O livro também dedica ampla atenção ao processo de redação do Estatuto Político-Administrativo dos Açores, assim como à intensa atividade de doutrinação e difusão junto da opinião pública, em que o Doutor Mota Amaral, numa série de artigos no Diário dos Açores, dava a conhecer a nova configuração que se projetava para o autogoverno da Região. Procurava assim aproximar a população do processo de gestação da nova ordem política que estava a ser construída, apresentando-a como um projeto vital para o futuro dos açorianos. Era uma nova forma de fazer política, em proximidade com a população e apelando ao seu envolvimento.

Uma profusão de fotografias relativas a visitas dos dirigentes políticos de antes de Abril espelha a ruralidade e o atraso da sociedade de então, e muitas outras dão testemunho da projeção externa dos Açores, nas Américas, junto das comunidades e ao mais alto nível, em que o presidente do governo dos Açores passou a integrar de forma destacada as comitivas das visitas de Estado aos países de emigração açoriana.
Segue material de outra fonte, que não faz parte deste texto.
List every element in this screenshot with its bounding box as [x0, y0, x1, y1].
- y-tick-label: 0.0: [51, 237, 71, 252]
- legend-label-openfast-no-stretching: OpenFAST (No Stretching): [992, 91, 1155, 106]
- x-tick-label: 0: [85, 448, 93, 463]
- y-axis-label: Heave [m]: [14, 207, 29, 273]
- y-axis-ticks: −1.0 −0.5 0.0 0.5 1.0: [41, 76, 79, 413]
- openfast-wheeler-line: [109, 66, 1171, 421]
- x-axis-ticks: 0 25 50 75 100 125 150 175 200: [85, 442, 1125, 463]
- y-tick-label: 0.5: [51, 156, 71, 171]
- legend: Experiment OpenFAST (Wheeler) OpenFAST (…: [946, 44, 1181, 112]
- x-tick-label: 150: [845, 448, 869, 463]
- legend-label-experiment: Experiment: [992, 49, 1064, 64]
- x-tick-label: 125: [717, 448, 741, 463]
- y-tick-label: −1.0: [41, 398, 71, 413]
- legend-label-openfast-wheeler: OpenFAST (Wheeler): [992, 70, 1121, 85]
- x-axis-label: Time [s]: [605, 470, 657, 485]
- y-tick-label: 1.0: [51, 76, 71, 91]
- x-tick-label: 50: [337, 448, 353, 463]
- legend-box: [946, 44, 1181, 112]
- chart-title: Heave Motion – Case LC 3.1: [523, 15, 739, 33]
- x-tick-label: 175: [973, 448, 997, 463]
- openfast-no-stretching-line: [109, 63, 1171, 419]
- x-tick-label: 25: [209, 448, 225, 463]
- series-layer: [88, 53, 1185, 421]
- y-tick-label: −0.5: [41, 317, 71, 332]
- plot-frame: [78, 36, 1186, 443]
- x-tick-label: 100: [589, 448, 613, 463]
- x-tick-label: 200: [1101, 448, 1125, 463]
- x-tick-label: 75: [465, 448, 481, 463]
A afirmação nacional e internacional da autonomia foi essencial para ultrapassar desconfianças e resistências que assaltavam muitos quadrantes políticos e personalidades influentes, em grande parte pela sua inusitada novidade. Luís Bastos, na Fotobiografia, não deixou passar em claro toda esta dialética de afirmações, recuos e hesitações, não para lançar recriminações ou acertar contas com quem esteve do lado das reticências, mas tão-somente para apurar quem esteve sempre à frente, na liderança do processo.

O modelo autonómico ostentava uma arriscada novidade para um país habituado a um estilo de governação de forte concentração do poder. Não deixava de ser visto como uma ameaça desagregadora, principalmente para todos aqueles que desconheciam a realidade das ilhas e nunca tinham vivido por dentro ou, ao menos, refletido nas dificuldades que imobilizavam o seu desenvolvimento. Daí a importância das insistentes diligências junto dos atores políticos para desconstruir as conotações separatistas que a contaminavam, dando a conhecer a realidade insular e apresentando a autonomia como fator de desenvolvimento de uma região que via o seu futuro sempre adiado.
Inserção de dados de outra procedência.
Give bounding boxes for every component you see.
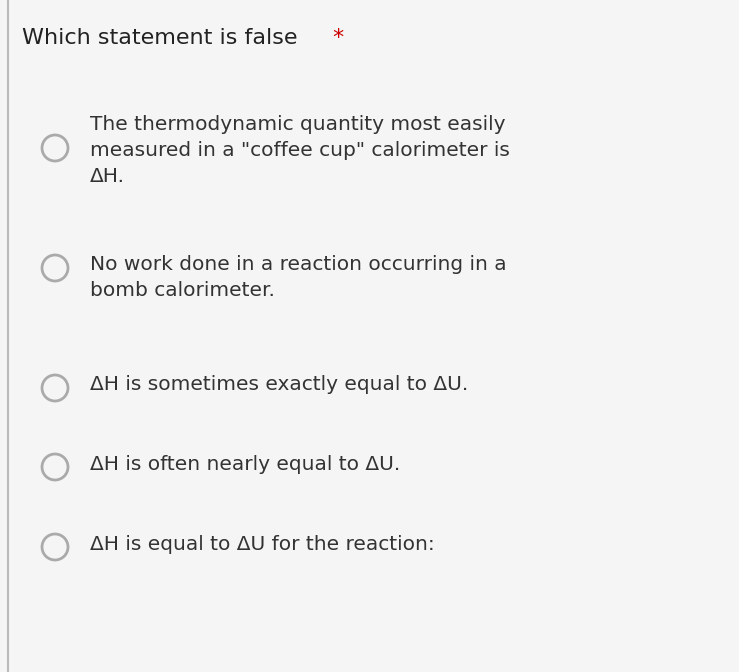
Text: measured in a "coffee cup" calorimeter is: measured in a "coffee cup" calorimeter i… xyxy=(90,141,510,160)
Text: ΔH is sometimes exactly equal to ΔU.: ΔH is sometimes exactly equal to ΔU. xyxy=(90,375,469,394)
Text: ΔH is often nearly equal to ΔU.: ΔH is often nearly equal to ΔU. xyxy=(90,455,401,474)
Text: *: * xyxy=(332,28,343,48)
Text: ΔH.: ΔH. xyxy=(90,167,125,186)
Text: No work done in a reaction occurring in a: No work done in a reaction occurring in … xyxy=(90,255,507,274)
Text: ΔH is equal to ΔU for the reaction:: ΔH is equal to ΔU for the reaction: xyxy=(90,535,435,554)
Text: Which statement is false: Which statement is false xyxy=(22,28,298,48)
Text: The thermodynamic quantity most easily: The thermodynamic quantity most easily xyxy=(90,115,505,134)
Text: bomb calorimeter.: bomb calorimeter. xyxy=(90,281,275,300)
Em termos globais, a Fotobiografia de João Bosco Mota Amaral conta a história de quem encontrou na revolução de abril o momento oportuno para dar corpo a uma ideia que se encontrava profundamente amadurecida e até partilhada com os protagonistas da Ala Liberal que se envolveram no projeto da revisão da Constituição de 1933 e que, como todos sabemos, desempenharam depois um protagonismo fundamental no Portugal democrático. Mas conta também os primeiros avanços de uma experiência de governo dos Açores em que foi necessário definir os poderes a exercer pela Região, enfrentar as dificuldades da transferência de competências e de serviços de Lisboa para os Açores e atender ao clamor de todo um Arquipélago mal equipado em termos de infraestruturas económicas e sociais, de economia arcaica e sistemas rudimentares de saúde e educação.

Após reservar um lugar especial às relações com a Região Autónoma da Madeira, muito marcadas pela realização anual das Cimeiras Insulares, os últimos capítulos, aludem de forma circunstanciada à ação política do Doutor João Bosco como deputado na Assembleia da República, designadamente a sua participação, em 1997, na revisão da Constituição e do Estatuto Político-Administrativo dos Açores. O livro recorda ainda a série de crónicas no Diário de Notícias, de 1995 a 2002, em que o então deputado enuncia um programa de reformas necessárias para o parlamento recuperar prestígio e centralidade no panorama das instituições políticas do país. Quando em 10 de Abril de 2002 é eleito Presidente da Assembleia da República, o Doutor Mota Amaral não se encontrava desprevenido para o exercício das funções, e por isso pôde afirmar no discurso de tomada de posse que não iria simplesmente ocupar um lugar mas que trazia uma agenda para cumprir. A marca da sua passagem pelo parlamento deixou-a em várias iniciativas, de que destacamos a informatização dos serviços, com a introdução do voto eletrónico; a maior participação do governo nas sessões plenárias e nas comissões; o envolvimento do parlamento na política externa do Estado.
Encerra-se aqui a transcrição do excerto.